Nu nog de schaatsen regelen.

Omdat ik een beginner was en voorlopig toch geen toertochten zou gaan schaatsen, leken ijshockeyschaatsen de beste optie.
En surprise, surprise, die had ik zaterdag vrij snel gevonden. Omdat ik al gruwelverhalen had gehoord dat er in Nederlandse winkels geen schaats meer te krijgen was – als ik het goed gehoord heb, was er in Friesland zelfs een schaatsoproer –, besloot ik maar de winkels te vermijden, en me te wenden tot marktplaats.nl. En dat ging soepel. Binnen korte tijd had ik een adresje gevonden in De Meern. Ik stapte in de auto, en binnen tien minuten had ik ze: stoere ijshockeyschaatsen voor een prikkie. De verkoper zei nog wel eerlijk dat ze geslepen moesten worden. Maar dat was geen probleem.
Dacht ik.
Gewoon effe die schaatsen langs een machientje. Tien seconden roesch roesch en daar zou ik staan op het Merwedekanaal.
Dacht ik.

Maar schaatsen slijpen schijnt langer te duren dan gedacht. En ik was bovendien niet de enige die naar de schaatsensliep ging. Bij het slijpadresje aan de Oude Gracht was het zo druk dat schaatsen pas maandag klaar waren. Daar kon ik niet op wachten. Omdat ik met mijn vriendin toch in de stad waren, besloten we maar een beetje rond te lopen. En voor ik er erg in had zat ik aan een warme chocolademelk met slagroom. Morgen, zo besloot ik, dan ga ik schaatsen. Dan had ik ’s avonds ook nog tijd om via markplaats een schaatsensliep te vinden.
En die had ik ook zo gevonden. En ik kon meteen komen. Maar toen hij hoorde dat ik ijshockeyschaatsen had, was ik niet welkom. Want ijshockeyschaatsen, die deed hij niet. Het werd me ook niet gemakkelijk gemaakt hier. Maar ik had een besluit genomen. Ik ging hier schaatsen. En dit weekend nog.
Op zondagochtend dan maar naar de Utrechtse ijsbaan gegaan. De schaatsshop daar sleep ook schaatsen. Maar deze waren pas donderdag klaar.
Maar goed, dan maar met botte schaatsen schaatsen. Dat had één voordeel: als ik uitgelachen zou worden over mijn gebrek aan talent, zou ik het altijd op die botte schaatsen kunnen gooien.
En zo togen wij om 1 uur naar het trappetje en de steiger aan de Muntplein. Schaatsen aan, en daar ging ik. Krabbelend en zuchtend en steunend. Het eerste rondje hield ik m’n lief goed vast. Op driekwart kwam er een vrouw achter een stoel voorbij schaatsen. Moet jij ook pakken, refereerde ze naar de stoel, dat gaat een stuk beter.
En dat ging het. De volgende twee rondjes schaatste ik achter een stoel. Ik kon nu wel wat meer tempo maken. Net voordat ik het tweede stoelrondje erop had zitten, schaatste die mevrouw weer voorbij. Nu zonder stoel. Moet je ook doen, zei ze, andere schaatsen aantrekken.
Ik glimlachte vriendelijk, maar dacht: echt niet. Ik had wel weer genoeg gezucht en gebikkeld. Het was mooi geweest. Ik krabbelde naar de kant, en terwijl ik de schaatsen uitdeed besefte ik dat dit toch wel erg mooi was. Schaatsen in de achtertuin, met al die vriendelijke en genietende buurtbewoners. En ook het schaatsen op natuurijs is eigenlijk erg gaaf. Dat ga ik echt vaker doen. De Elfstedentocht komt dit jaar nog te vroeg, maar ik ga wel vaker schaatsen.

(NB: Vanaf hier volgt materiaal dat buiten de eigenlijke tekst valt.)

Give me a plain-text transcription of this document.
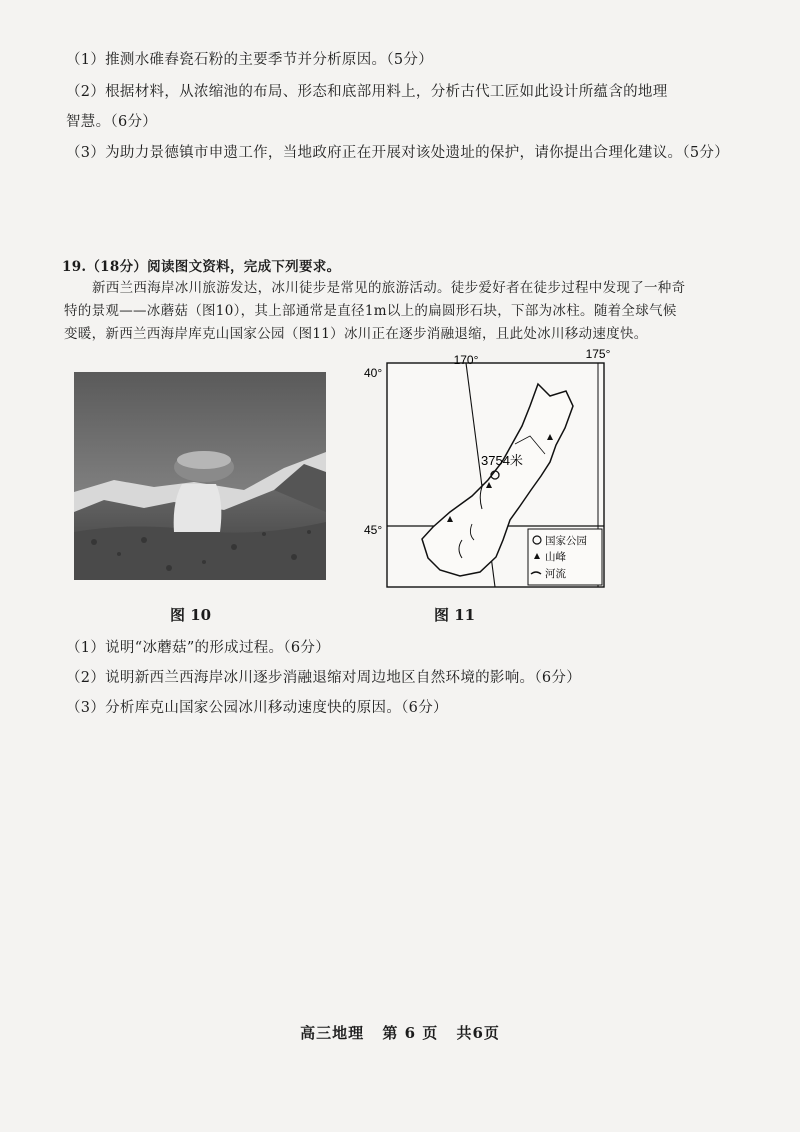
（1）推测水碓舂瓷石粉的主要季节并分析原因。（5分）
（2）根据材料，从浓缩池的布局、形态和底部用料上，分析古代工匠如此设计所蕴含的地理
智慧。（6分）
（3）为助力景德镇市申遗工作，当地政府正在开展对该处遗址的保护，请你提出合理化建议。（5分）
19.（18分）阅读图文资料，完成下列要求。
新西兰西海岸冰川旅游发达，冰川徒步是常见的旅游活动。徒步爱好者在徒步过程中发现了一种奇
特的景观——冰蘑菇（图10），其上部通常是直径1m以上的扁圆形石块，下部为冰柱。随着全球气候
变暖，新西兰西海岸库克山国家公园（图11）冰川正在逐步消融退缩，且此处冰川移动速度快。
图 10
170°	175°
40°
45°
3754米
国家公园
山峰
河流
图 11
（1）说明“冰蘑菇”的形成过程。（6分）
（2）说明新西兰西海岸冰川逐步消融退缩对周边地区自然环境的影响。（6分）
（3）分析库克山国家公园冰川移动速度快的原因。（6分）
高三地理 第 6 页 共6页
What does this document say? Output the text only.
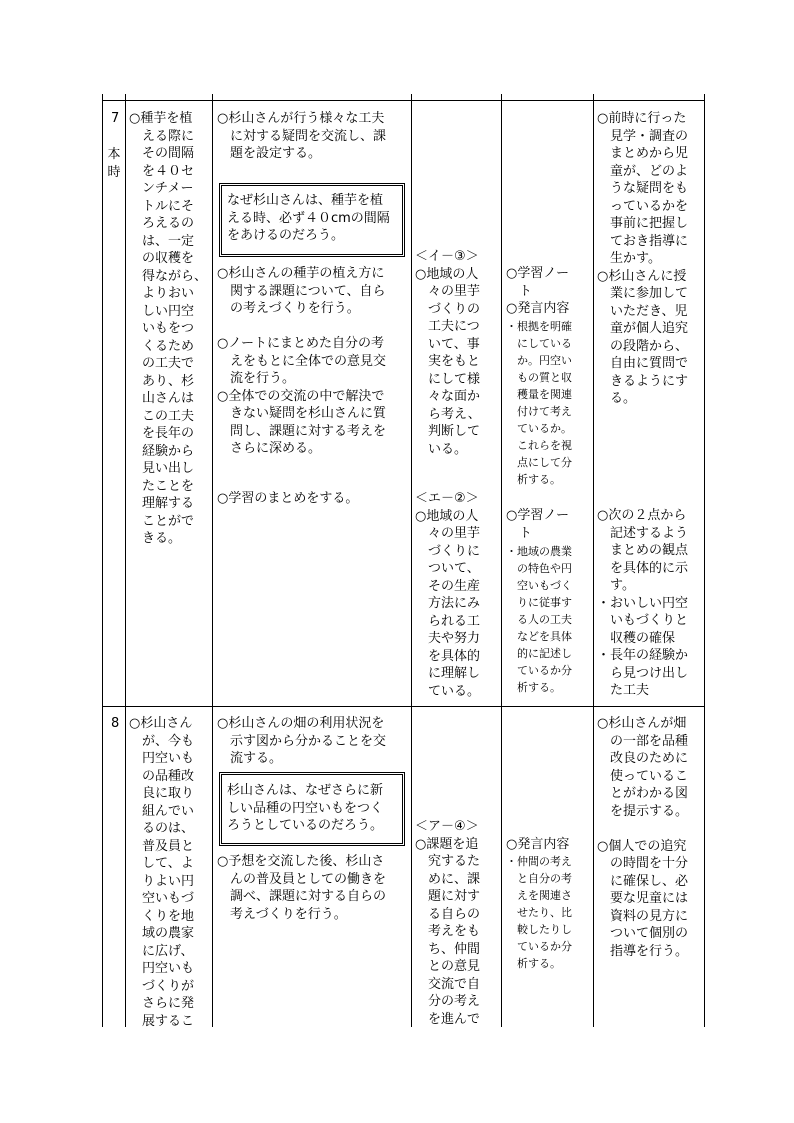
7
本
時
○種芋を植
　える際に
　その間隔
　を４０セ
　ンチメー
　トルにそ
　ろえるの
　は、一定
　の収穫を
　得ながら、
　よりおい
　しい円空
　いもをつ
　くるため
　の工夫で
　あり、杉
　山さんは
　この工夫
　を長年の
　経験から
　見い出し
　たことを
　理解する
　ことがで
　きる。
○杉山さんが行う様々な工夫
　に対する疑問を交流し、課
　題を設定する。
なぜ杉山さんは、種芋を植
える時、必ず４０cmの間隔
をあけるのだろう。
○杉山さんの種芋の植え方に
　関する課題について、自ら
　の考えづくりを行う。
○ノートにまとめた自分の考
　えをもとに全体での意見交
　流を行う。
○全体での交流の中で解決で
　きない疑問を杉山さんに質
　問し、課題に対する考えを
　さらに深める。
○学習のまとめをする。
＜イ－③＞
○地域の人
　々の里芋
　づくりの
　工夫につ
　いて、事
　実をもと
　にして様
　々な面か
　ら考え、
　判断して
　いる。
＜エ－②＞
○地域の人
　々の里芋
　づくりに
　ついて、
　その生産
　方法にみ
　られる工
　夫や努力
　を具体的
　に理解し
　ている。
○学習ノー
　ト
○発言内容
・根拠を明確
　にしている
　か。円空い
　もの質と収
　穫量を関連
　付けて考え
　ているか。
　これらを視
　点にして分
　析する。
○学習ノー
　ト
・地域の農業
　の特色や円
　空いもづく
　りに従事す
　る人の工夫
　などを具体
　的に記述し
　ているか分
　析する。
○前時に行った
　見学・調査の
　まとめから児
　童が、どのよ
　うな疑問をも
　っているかを
　事前に把握し
　ておき指導に
　生かす。
○杉山さんに授
　業に参加して
　いただき、児
　童が個人追究
　の段階から、
　自由に質問で
　きるようにす
　る。
○次の２点から
　記述するよう
　まとめの観点
　を具体的に示
　す。
・おいしい円空
　いもづくりと
　収穫の確保
・長年の経験か
　ら見つけ出し
　た工夫
8 ○杉山さん
　が、今も
　円空いも
　の品種改
　良に取り
　組んでい
　るのは、
　普及員と
　して、よ
　りよい円
　空いもづ
　くりを地
　域の農家
　に広げ、
　円空いも
　づくりが
　さらに発
　展するこ
○杉山さんの畑の利用状況を
　示す図から分かることを交
　流する。
杉山さんは、なぜさらに新
しい品種の円空いもをつく
ろうとしているのだろう。
○予想を交流した後、杉山さ
　んの普及員としての働きを
　調べ、課題に対する自らの
　考えづくりを行う。
＜ア－④＞
○課題を追
　究するた
　めに、課
　題に対す
　る自らの
　考えをも
　ち、仲間
　との意見
　交流で自
　分の考え
　を進んで
○発言内容
・仲間の考え
　と自分の考
　えを関連さ
　せたり、比
　較したりし
　ているか分
　析する。
○杉山さんが畑
　の一部を品種
　改良のために
　使っているこ
　とがわかる図
　を提示する。

○個人での追究
　の時間を十分
　に確保し、必
　要な児童には
　資料の見方に
　ついて個別の
　指導を行う。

Hoewel … nu ik dit schrijf, begint het flink te dooien. En gisteren hoorde ik dat het twaalf jaar geleden was dat het Merwedekanaal ijsklaar was. Hoewel ik dan tijd genoeg heb om mijn schaatsen te laten slijpen, hoop ik niet dat ik zo lang moet wachten. Want het was al met al wel genieten, hier op het natuurijs. Daar kan weinig tegenop. Zelfs geen mango- of straciatella-ijs.